Here are a series of summary tweets I just posted about Dr Phạm's work
Tweet 1:
Just published: First comprehensive study of Vietnamese-speaking children's acquisition of consonants, semivowels, vowels, and tones. Congratulations Dr Ben Phạm on your contribution to the education and speech therapy professions in Viet Nam @TrinhTFA https://doi.org/10.1044/2019_JSLHR-S-17-0405
Tweet 2:
Vietnamese-speaking 2-year-olds produce correctly: 46% consonants, 92% vowels, 91% tones; 5-year-olds: 93% consonants, 98% vowels, 96% tones. Most difficult: /ɲ, s, z, x/, tone 3 (creaky), tone 4 (dipping–rising). https://doi.org/10.1044/2019_JSLHR-S-17-0405
Tweet 3:
Vietnamese children (aged 2;0-5;11) were “usually” to “always” intelligible (4.43/5) on the Intelligibility in Context Scale. Scores differed by child age, parent speech and language concerns, occupation and education. https://www.tandfonline.com/doi/full/10.1080/02699206.2017.1306110 http://www.csu.edu.au/research/multilingual-speech/ics
Tweet 4:
Western calendar age (tuổi tây) is different from Vietnamese age (tuổi ta) that is calculated by the lunar year and includes time in the womb. Children may be 1–2 years older using #Vietnamese age (Phạm & McLeod, 2019, p.6) https://doi.org/10.1044/2019_JSLHR-S-17-0405
Tweet 5:
Vietnamese pronunciation differs per dialect
Initial consonants: Standard=23, northern=20, central=23, southern=21
Final consonants: Standard=6, northern=10, central=10, southern=8
Tones: Standard=6, northern=6, central=5, southern=5
https://doi.org/10.3109/17549507.2015.1101162
Here is the abstract:
Purpose The aim of this study was to investigate children's acquisition of Vietnamese speech sounds.

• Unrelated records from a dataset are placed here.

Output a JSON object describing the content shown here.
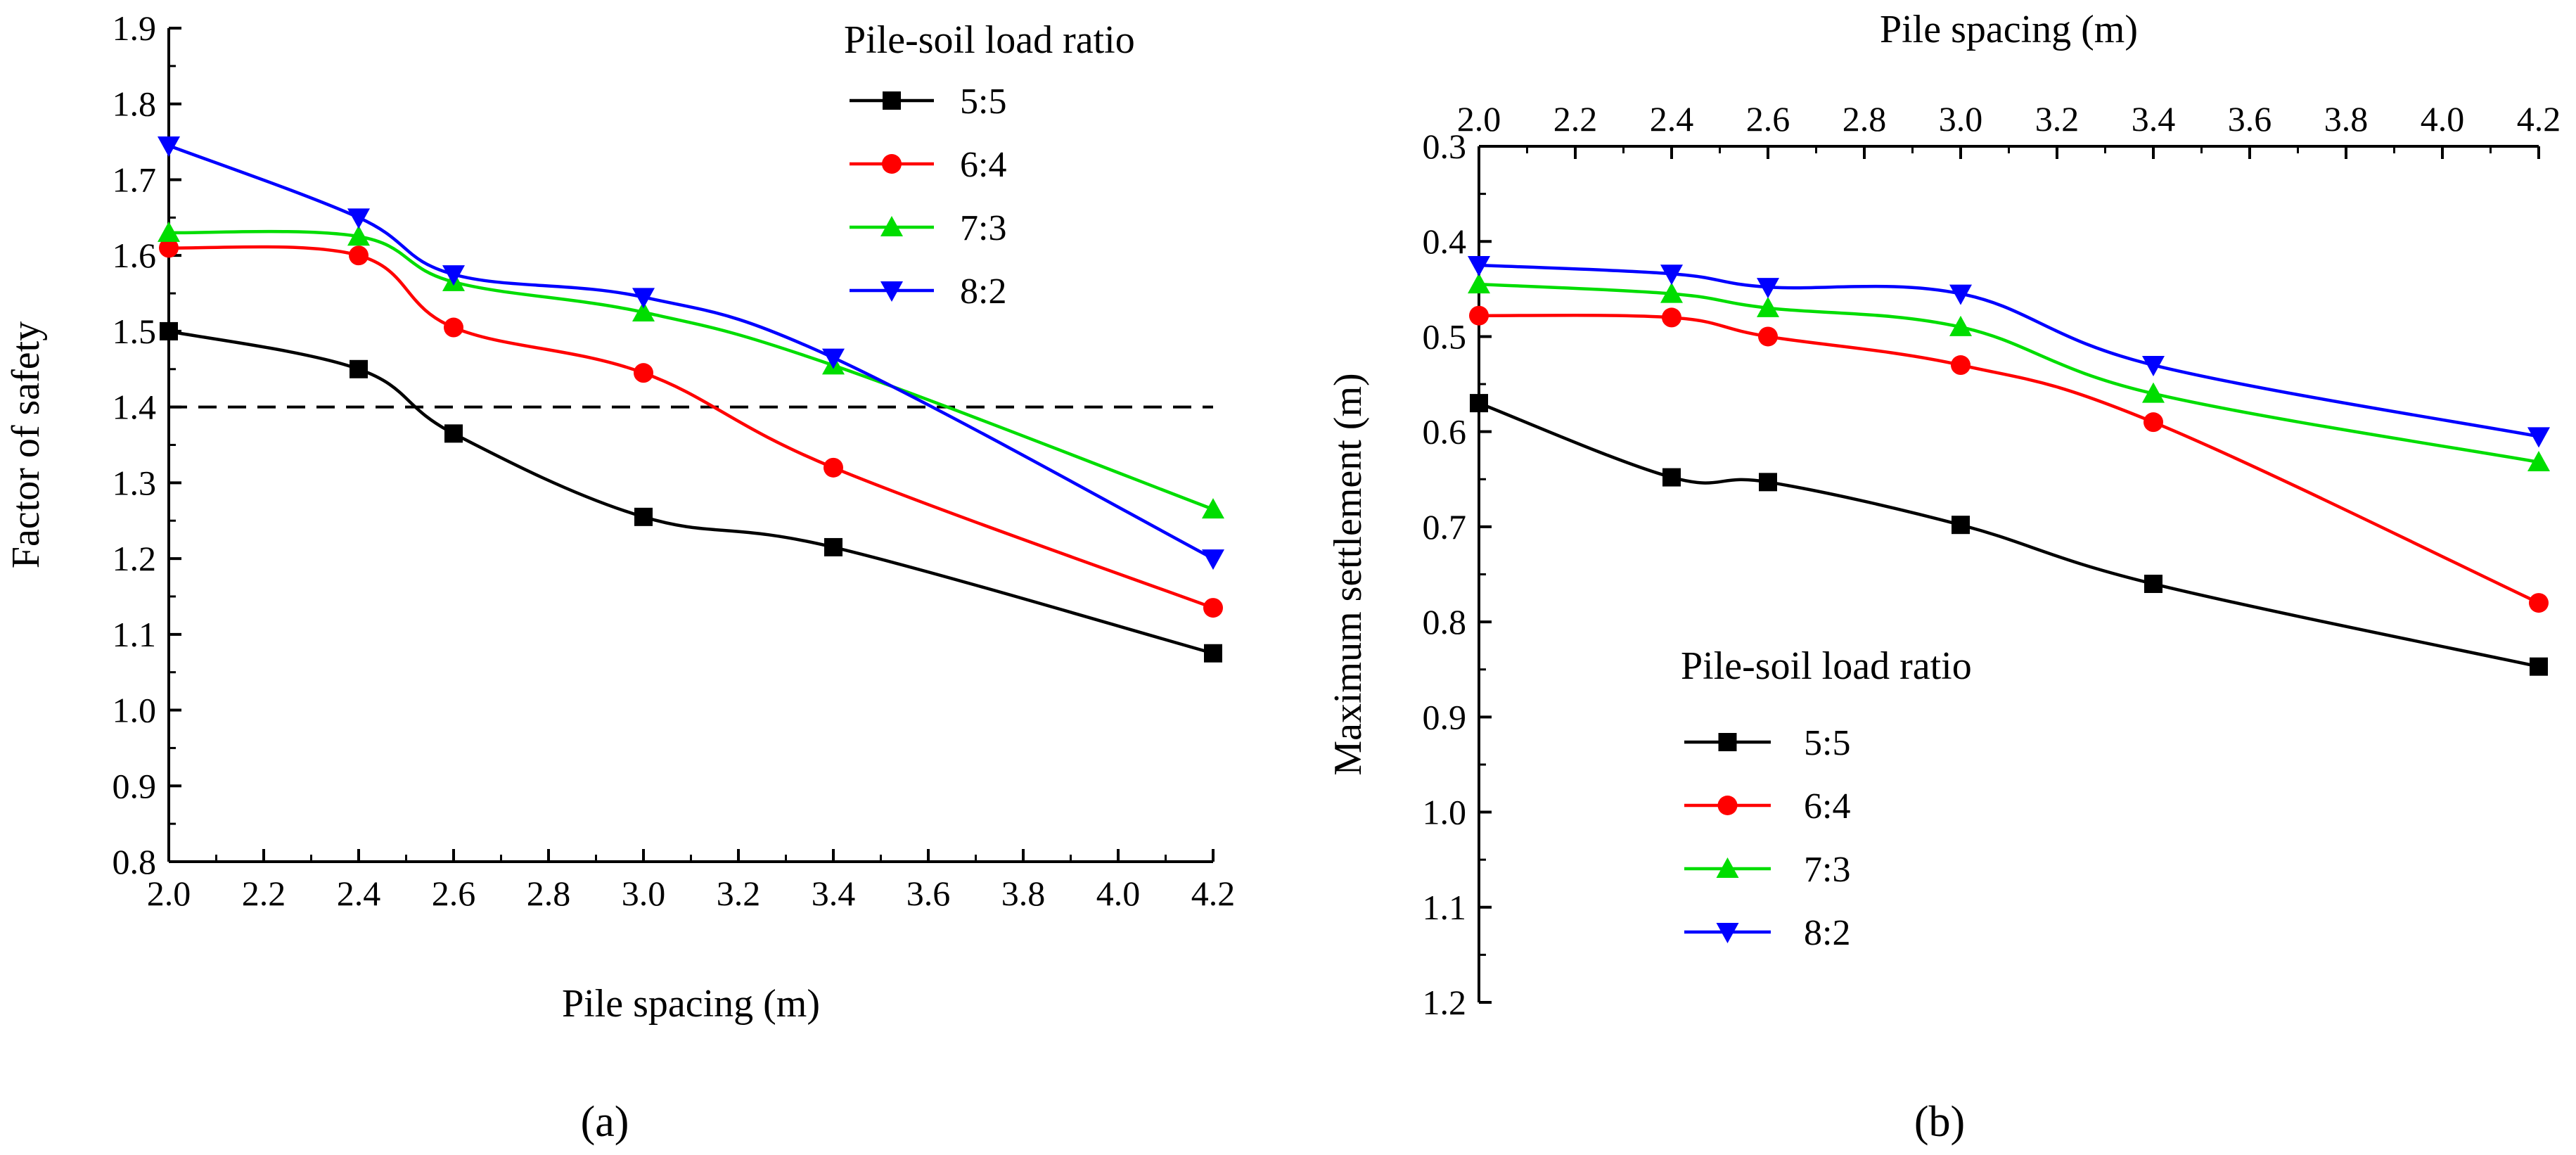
{
  "chart_data": [
    {
      "type": "line",
      "panel_label": "(a)",
      "xlabel": "Pile spacing (m)",
      "ylabel": "Factor of safety",
      "xlim": [
        2.0,
        4.2
      ],
      "ylim": [
        0.8,
        1.9
      ],
      "xticks": [
        "2.0",
        "2.2",
        "2.4",
        "2.6",
        "2.8",
        "3.0",
        "3.2",
        "3.4",
        "3.6",
        "3.8",
        "4.0",
        "4.2"
      ],
      "yticks": [
        "0.8",
        "0.9",
        "1.0",
        "1.1",
        "1.2",
        "1.3",
        "1.4",
        "1.5",
        "1.6",
        "1.7",
        "1.8",
        "1.9"
      ],
      "x_axis_position": "bottom",
      "y_inverted": false,
      "reference_line": {
        "y": 1.4,
        "style": "dashed"
      },
      "legend_title": "Pile-soil load ratio",
      "legend_position": "top-right",
      "x": [
        2.0,
        2.4,
        2.6,
        3.0,
        3.4,
        4.2
      ],
      "series": [
        {
          "name": "5:5",
          "color": "#000000",
          "marker": "square",
          "values": [
            1.5,
            1.45,
            1.365,
            1.255,
            1.215,
            1.075
          ]
        },
        {
          "name": "6:4",
          "color": "#ff0000",
          "marker": "circle",
          "values": [
            1.61,
            1.6,
            1.505,
            1.445,
            1.32,
            1.135
          ]
        },
        {
          "name": "7:3",
          "color": "#00dd00",
          "marker": "triangle-up",
          "values": [
            1.63,
            1.625,
            1.565,
            1.525,
            1.455,
            1.265
          ]
        },
        {
          "name": "8:2",
          "color": "#0000ff",
          "marker": "triangle-down",
          "values": [
            1.745,
            1.65,
            1.575,
            1.545,
            1.465,
            1.2
          ]
        }
      ]
    },
    {
      "type": "line",
      "panel_label": "(b)",
      "xlabel": "Pile spacing (m)",
      "ylabel": "Maximum settlement (m)",
      "xlim": [
        2.0,
        4.2
      ],
      "ylim": [
        0.3,
        1.2
      ],
      "xticks": [
        "2.0",
        "2.2",
        "2.4",
        "2.6",
        "2.8",
        "3.0",
        "3.2",
        "3.4",
        "3.6",
        "3.8",
        "4.0",
        "4.2"
      ],
      "yticks": [
        "0.3",
        "0.4",
        "0.5",
        "0.6",
        "0.7",
        "0.8",
        "0.9",
        "1.0",
        "1.1",
        "1.2"
      ],
      "x_axis_position": "top",
      "y_inverted": true,
      "legend_title": "Pile-soil load ratio",
      "legend_position": "bottom-left",
      "x": [
        2.0,
        2.4,
        2.6,
        3.0,
        3.4,
        4.2
      ],
      "series": [
        {
          "name": "5:5",
          "color": "#000000",
          "marker": "square",
          "values": [
            0.57,
            0.648,
            0.653,
            0.698,
            0.76,
            0.847
          ]
        },
        {
          "name": "6:4",
          "color": "#ff0000",
          "marker": "circle",
          "values": [
            0.478,
            0.48,
            0.5,
            0.53,
            0.59,
            0.78
          ]
        },
        {
          "name": "7:3",
          "color": "#00dd00",
          "marker": "triangle-up",
          "values": [
            0.445,
            0.455,
            0.47,
            0.49,
            0.56,
            0.632
          ]
        },
        {
          "name": "8:2",
          "color": "#0000ff",
          "marker": "triangle-down",
          "values": [
            0.425,
            0.434,
            0.448,
            0.455,
            0.53,
            0.605
          ]
        }
      ]
    }
  ]
}
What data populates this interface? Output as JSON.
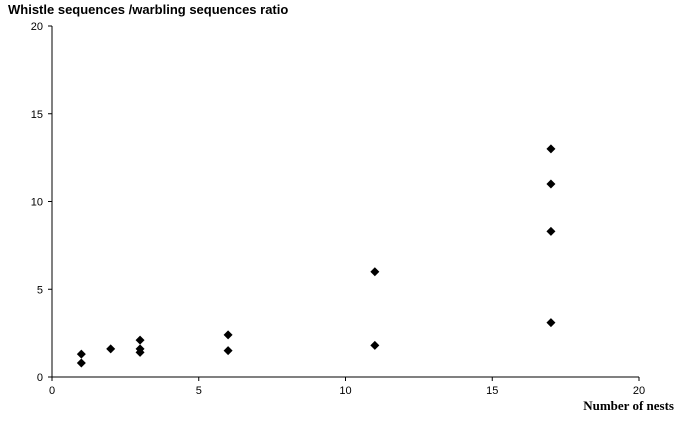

Method Participants were 195 children aged 2;2–5;11 (years;months) living in Northern Viet Nam who spoke Vietnamese as their 1st language. Single-word samples were collected using the Vietnamese Speech Assessment (Phạm, Le, & McLeod, 2016) to measure accuracy of consonants, semivowels, vowels, and tones.
Results Percentage of consonants correct for children aged 2;0–2;5 was 46.39 (SD = 7.95) and increased to 93.13 (SD = 6.13) for children aged 5;6–5;11. The most difficult consonants were /ɲ, s, z, x/. Percentage of semivowels correct for children aged 2;0–2;5 was 70.74 (SD = 14.38) and increased to 99.60 (SD = 1.55) for children aged 5;6–5;11. Percentage of vowels correct for children aged 2;0–2;5 was 91.93 (SD = 3.13) and increased to 98.11 (SD = 2.79) for children aged 5;6–5;11. Percentage of tones correct for children aged 2;0–2;5 was 91.05 (SD = 1.42) and increased to 96.65 (SD = 3.42) for children aged 5;6–5;11. Tones 1, 2, 5, and 6 were acquired by the youngest age group, whereas Tone 3 (creaky thanh ngã) and Tone 4 (dipping–rising thanh hỏi) did not achieve 90% accuracy by the oldest age group. Common phonological patterns (> 10%) were fronting, stopping, deaspiration, aspiration, and semivowel deletion for children aged 2;0–3;11 and were fronting and deaspiration for children aged 4;0–5;11.
Conclusion This is the 1st comprehensive study of typically developing Northern Vietnamese children's speech acquisition and provides preliminary data to support the emerging speech-language pathology profession in Viet Nam.